While there may be other companies or resources available, but these are the most prominent ones. Variations at specific positions in a genome will continue to be studied, and more reports will become available. It is fun to be our own scientist as long as we understand that the science is not cut in stone yet. But our genes, with the exception of cancer, do not change, and we will be able to study our data for a lifetime and learn more as science advances. One can foresee that more genetic testing companies or services may emerge in the near future, but even as they do, new sequencing technologies will allow looking at long stretches of DNA not just a single position.
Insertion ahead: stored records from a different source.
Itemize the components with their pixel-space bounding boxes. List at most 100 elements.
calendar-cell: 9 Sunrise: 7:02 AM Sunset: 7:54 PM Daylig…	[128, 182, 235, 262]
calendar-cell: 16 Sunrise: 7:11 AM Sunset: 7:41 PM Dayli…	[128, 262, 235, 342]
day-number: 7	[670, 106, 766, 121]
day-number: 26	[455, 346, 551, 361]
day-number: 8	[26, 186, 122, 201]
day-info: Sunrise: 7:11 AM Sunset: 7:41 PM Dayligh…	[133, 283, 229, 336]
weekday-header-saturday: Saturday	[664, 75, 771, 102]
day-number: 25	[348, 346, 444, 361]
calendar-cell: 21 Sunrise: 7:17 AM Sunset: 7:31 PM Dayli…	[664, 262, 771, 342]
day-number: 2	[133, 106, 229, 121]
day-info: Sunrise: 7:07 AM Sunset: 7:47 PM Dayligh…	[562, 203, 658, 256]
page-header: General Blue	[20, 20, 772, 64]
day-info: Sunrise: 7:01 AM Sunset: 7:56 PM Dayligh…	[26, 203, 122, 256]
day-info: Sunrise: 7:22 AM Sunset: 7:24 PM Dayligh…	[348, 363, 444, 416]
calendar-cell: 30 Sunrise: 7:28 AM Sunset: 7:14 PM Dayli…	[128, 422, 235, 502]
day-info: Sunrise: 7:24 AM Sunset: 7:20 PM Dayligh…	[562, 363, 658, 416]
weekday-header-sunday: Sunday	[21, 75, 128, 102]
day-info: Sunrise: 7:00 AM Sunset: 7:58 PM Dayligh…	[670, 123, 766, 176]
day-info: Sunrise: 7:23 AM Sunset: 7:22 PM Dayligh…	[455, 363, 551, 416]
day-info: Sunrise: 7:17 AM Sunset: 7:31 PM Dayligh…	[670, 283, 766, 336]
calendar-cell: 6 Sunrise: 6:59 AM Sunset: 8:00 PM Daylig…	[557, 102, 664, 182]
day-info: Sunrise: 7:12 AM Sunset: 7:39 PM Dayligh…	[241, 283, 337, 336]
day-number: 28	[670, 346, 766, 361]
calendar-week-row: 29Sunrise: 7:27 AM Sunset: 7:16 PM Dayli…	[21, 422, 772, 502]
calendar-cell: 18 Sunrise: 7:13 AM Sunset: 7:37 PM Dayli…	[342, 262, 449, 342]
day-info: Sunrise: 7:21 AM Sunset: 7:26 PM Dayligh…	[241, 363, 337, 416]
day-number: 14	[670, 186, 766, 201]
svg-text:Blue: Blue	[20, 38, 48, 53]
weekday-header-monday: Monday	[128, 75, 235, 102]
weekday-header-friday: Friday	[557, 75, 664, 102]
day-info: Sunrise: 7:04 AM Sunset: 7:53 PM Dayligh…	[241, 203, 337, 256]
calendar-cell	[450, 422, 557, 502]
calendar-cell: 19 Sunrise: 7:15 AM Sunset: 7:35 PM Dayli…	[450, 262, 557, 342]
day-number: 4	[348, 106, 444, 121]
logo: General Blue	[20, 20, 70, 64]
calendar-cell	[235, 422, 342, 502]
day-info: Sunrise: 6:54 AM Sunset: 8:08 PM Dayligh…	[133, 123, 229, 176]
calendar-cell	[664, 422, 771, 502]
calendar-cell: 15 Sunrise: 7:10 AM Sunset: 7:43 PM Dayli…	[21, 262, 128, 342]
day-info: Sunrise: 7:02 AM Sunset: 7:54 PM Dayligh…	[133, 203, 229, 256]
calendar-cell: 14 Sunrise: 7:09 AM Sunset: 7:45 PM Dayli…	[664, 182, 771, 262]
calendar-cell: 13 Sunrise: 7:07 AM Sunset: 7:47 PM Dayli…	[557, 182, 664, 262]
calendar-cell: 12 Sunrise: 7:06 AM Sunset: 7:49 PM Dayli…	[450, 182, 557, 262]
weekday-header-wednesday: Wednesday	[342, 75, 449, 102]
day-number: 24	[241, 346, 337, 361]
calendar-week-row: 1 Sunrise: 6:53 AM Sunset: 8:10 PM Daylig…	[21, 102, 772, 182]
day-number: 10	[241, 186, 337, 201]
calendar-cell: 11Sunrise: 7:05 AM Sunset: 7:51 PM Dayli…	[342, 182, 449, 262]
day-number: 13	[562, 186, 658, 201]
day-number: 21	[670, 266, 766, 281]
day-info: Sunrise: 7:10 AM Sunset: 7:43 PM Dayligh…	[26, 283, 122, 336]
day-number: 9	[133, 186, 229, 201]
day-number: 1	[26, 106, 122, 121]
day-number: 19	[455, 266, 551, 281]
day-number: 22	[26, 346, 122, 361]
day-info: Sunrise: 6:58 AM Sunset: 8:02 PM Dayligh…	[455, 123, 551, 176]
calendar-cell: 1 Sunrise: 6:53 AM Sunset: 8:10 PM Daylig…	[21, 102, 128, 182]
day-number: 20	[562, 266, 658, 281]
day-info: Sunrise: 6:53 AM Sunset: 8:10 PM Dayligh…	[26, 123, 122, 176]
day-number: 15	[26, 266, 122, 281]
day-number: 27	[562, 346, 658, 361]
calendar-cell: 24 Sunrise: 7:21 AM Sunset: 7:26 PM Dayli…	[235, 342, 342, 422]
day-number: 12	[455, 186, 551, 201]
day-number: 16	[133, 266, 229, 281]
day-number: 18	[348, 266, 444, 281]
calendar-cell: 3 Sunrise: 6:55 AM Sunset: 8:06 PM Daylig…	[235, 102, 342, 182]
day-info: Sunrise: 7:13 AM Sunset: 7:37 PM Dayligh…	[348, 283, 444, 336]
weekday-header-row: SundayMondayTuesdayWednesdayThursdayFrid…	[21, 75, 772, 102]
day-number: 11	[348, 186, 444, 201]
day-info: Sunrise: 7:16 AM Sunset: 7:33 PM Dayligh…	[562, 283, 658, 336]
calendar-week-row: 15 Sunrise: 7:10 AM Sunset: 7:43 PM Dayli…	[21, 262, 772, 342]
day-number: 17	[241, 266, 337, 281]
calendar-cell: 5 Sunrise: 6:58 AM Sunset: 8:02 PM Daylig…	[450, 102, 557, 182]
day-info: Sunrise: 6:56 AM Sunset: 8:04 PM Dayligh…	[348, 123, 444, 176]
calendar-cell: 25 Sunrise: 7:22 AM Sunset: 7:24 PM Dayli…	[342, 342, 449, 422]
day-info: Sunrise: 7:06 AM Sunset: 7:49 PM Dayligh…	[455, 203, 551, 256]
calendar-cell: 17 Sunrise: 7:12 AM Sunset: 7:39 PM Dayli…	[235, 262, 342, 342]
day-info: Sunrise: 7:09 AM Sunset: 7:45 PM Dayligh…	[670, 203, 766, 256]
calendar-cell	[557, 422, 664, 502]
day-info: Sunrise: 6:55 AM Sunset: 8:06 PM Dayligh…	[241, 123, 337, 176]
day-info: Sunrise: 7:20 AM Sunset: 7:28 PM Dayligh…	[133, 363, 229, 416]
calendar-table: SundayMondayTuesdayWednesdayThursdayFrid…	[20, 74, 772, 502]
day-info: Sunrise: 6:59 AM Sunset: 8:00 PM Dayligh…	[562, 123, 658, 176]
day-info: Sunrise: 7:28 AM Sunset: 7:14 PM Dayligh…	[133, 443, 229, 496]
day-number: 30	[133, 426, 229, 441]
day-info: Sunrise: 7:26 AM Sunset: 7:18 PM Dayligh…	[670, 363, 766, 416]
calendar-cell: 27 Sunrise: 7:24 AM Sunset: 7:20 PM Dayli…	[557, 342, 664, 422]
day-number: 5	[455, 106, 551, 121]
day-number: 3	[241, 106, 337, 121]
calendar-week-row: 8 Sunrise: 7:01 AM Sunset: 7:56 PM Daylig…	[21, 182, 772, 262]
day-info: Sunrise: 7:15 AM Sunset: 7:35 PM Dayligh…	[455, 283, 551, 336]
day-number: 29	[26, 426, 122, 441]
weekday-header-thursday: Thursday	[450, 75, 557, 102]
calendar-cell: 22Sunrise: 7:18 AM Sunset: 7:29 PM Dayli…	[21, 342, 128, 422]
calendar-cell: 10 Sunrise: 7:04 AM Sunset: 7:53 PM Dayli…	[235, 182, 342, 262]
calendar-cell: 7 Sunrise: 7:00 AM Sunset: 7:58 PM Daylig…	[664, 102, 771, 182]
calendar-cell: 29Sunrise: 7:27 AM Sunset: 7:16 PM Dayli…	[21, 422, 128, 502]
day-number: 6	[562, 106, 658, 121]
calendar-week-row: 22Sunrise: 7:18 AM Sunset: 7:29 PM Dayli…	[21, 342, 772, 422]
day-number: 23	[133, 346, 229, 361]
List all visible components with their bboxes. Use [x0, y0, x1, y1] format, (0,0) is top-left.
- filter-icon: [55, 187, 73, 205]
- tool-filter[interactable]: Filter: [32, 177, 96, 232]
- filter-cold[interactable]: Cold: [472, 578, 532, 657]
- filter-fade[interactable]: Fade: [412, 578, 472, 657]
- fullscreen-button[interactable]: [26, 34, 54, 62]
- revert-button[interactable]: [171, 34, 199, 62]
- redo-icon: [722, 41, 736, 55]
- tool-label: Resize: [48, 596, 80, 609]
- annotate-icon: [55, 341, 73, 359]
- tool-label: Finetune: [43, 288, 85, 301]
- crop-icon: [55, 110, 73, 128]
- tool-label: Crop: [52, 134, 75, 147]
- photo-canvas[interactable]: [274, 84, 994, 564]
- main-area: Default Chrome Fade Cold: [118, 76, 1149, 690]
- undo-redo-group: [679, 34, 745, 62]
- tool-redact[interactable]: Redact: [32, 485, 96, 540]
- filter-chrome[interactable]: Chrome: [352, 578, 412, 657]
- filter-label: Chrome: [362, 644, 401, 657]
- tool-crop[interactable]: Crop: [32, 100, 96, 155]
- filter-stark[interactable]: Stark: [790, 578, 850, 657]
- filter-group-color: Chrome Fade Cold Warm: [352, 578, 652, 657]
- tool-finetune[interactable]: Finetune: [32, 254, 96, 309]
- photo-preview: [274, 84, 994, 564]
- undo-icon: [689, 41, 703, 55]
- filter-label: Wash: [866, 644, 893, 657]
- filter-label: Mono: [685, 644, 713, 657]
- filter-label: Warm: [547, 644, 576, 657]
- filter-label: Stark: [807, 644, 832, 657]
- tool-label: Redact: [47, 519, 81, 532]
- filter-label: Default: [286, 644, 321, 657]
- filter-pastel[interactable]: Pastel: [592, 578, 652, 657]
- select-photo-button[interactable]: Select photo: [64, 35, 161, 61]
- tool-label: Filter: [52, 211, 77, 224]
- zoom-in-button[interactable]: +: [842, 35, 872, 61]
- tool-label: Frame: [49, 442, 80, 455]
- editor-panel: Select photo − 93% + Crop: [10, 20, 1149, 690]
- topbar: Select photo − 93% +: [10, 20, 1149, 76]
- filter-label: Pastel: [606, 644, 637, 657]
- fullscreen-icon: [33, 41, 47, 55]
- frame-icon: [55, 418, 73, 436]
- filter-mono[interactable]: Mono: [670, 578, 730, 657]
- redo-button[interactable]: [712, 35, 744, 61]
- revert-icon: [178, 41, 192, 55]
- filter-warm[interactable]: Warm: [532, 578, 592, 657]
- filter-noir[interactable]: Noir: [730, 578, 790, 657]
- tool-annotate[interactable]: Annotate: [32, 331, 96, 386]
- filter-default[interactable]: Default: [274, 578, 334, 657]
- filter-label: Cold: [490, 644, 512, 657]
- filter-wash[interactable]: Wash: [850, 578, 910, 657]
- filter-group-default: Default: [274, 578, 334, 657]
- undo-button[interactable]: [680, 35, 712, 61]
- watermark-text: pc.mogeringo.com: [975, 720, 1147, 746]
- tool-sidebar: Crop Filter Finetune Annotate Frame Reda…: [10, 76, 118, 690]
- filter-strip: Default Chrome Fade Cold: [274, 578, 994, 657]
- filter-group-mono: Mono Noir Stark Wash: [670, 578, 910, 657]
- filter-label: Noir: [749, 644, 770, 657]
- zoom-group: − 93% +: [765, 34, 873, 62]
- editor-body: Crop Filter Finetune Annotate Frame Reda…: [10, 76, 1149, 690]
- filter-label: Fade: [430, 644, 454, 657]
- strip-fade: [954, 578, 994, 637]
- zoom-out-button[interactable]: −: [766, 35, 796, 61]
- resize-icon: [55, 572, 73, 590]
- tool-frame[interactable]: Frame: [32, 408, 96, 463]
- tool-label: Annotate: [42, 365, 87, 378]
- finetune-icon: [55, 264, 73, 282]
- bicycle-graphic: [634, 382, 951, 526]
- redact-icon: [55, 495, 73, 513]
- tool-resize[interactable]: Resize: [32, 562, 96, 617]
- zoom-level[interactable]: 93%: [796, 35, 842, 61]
Looking at longer sections of DNA may be a more meaningful analysis of our genetic data, but the price for whole genome sequencing is still too pricey and tools to study our genomes at the personal level are rare. Therefore for now, accessing our raw SNP data from the company that did our genetic testing, purchasing SNP reports or using free SNP resources to study our data are the best options we have to study our personal genetic code.